Key Questions: How Do We Come Together When Told to Remain Apart?
"Without rich long-term relationships, it is simply impossible to live lives of meaning and purpose." — J. Douglas Holladay
After many weeks of closures and stay-in-place orders, cities, states, and countries are reopening. The rate at which this is occurring is uneven. The outcomes are uncertain, prompting angst on two sides. In one camp, there are "the restarters" (those who assert that the cost incurred by keeping the economy closed is too high), and in the other, there are the "quarantiners" (who believe that the health risks outweigh the economic ones).
Curiously, these two groups have seemingly become aligned with America’s two major political parties. In a recent poll conducted by the Pew Research Center, of those who consider themselves as supporters of the Democratic Party, 87% felt that COVID-19-related restrictions lifted too quickly. Of those who identify as supporters of the Republican Party, only 47% felt that such restrictions were lifted too quickly.
Divisions are emerging across other dimensions, including employment status, education, and income. Similarly, "Us vs. Them" sentiments are building beyond the debate over whether to open the economy: Some believe testing is woefully inadequate, whereas others believe sufficient testing exists. Some believe vaccine development should occur as rapidly as possible, while others urge a more cautious and measured approach. There are even widely divergent views over the utility of vaccines themselves.
These divisions underscore the fact that uncertainty is far more considerable than usual: The range of possible outcomes is much broader, and "the tails," or the outcomes themselves, are much wider.
While this is occurring, feelings of loneliness and isolation are also on the rise. Here, I’m not referring to isolation caused by COVID-19-related containment efforts, although they certainly contributed to its ascent.

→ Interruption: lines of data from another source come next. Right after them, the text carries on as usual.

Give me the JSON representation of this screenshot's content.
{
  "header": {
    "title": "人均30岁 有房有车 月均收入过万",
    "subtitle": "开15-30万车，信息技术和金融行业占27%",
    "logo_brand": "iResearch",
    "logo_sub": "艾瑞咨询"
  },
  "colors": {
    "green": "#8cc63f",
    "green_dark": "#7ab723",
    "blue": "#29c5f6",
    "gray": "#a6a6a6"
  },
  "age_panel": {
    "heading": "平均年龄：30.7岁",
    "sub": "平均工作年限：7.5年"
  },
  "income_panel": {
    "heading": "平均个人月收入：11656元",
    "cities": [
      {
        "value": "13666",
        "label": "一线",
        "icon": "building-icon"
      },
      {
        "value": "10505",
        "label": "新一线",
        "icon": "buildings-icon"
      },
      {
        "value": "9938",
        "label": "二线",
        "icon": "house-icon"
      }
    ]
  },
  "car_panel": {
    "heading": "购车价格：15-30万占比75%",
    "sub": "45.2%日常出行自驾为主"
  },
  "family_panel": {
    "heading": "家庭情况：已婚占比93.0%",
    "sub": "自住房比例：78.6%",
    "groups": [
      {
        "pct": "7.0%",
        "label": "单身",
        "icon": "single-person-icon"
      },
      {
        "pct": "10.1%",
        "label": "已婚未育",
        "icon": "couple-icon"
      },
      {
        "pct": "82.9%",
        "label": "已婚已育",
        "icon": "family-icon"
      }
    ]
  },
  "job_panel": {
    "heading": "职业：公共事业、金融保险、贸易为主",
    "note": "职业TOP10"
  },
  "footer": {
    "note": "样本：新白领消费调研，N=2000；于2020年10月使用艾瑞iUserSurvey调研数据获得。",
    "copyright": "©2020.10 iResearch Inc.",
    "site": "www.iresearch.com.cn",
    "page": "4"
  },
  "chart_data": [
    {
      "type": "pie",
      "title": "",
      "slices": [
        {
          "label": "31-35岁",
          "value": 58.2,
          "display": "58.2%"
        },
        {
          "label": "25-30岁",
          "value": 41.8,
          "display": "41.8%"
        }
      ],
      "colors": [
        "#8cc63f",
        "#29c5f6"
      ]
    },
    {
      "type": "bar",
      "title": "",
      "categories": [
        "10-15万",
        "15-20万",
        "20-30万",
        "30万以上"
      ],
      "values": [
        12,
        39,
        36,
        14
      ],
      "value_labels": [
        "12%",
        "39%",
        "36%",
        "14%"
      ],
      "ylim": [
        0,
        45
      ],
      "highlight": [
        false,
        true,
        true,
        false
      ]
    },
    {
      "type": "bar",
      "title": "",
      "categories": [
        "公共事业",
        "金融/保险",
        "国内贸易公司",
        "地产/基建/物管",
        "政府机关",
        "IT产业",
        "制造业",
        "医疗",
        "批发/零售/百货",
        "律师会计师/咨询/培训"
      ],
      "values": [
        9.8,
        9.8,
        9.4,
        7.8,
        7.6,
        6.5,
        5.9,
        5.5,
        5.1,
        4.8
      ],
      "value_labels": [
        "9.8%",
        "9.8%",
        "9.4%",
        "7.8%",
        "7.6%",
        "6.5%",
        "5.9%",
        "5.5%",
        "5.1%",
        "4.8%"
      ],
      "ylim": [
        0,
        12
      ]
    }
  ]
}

Rather, I’m speaking of several secular trends that reveal the fact that our society has turned inward and, as a result, profound implications — sadly, not many of them positive — have ensued. For instance, one psychologist noted that "there is evidence that loneliness affects mental and physical wellbeing, and chronic loneliness, moreover, belongs among major health factors such as smoking, obesity and lack of exercise."
It is not uncommon to presume that loneliness and traditional definitions of success (i.e., job/income status) correlate with each other. As the cliché goes, it’s lonely at the top. Yet, the increase in isolation exists broadly and has transpired even though, through social media and other forms of technology, many appear on the surface to be more connected than ever before.
To explore this topic and recommended remedies, this week, I had the privilege of speaking with Ambassador J. Douglas Holladay. Doug enjoyed storied and distinguished careers in both public policy and finance, consistently demonstrating the ability to serve others and engender trust and confidence. In his words, his life’s mission "has been to create safe spaces for honest inquiry about what truly matters."
In our discussion, Doug implores us to be true to ourselves ("everyone else is taken," he notes), maintain genuine relationships built upon trust and mutual admiration, regularly express gratitude, take "good" risks, and "work to leave a legacy for others."
These are all laudable goals worthy of our aspirations. They won’t likely fully eradicate loneliness, nor will they completely close the growing divisions I spoke of earlier. However, I believe that they might help bring us closer together at a time when many of us are apart.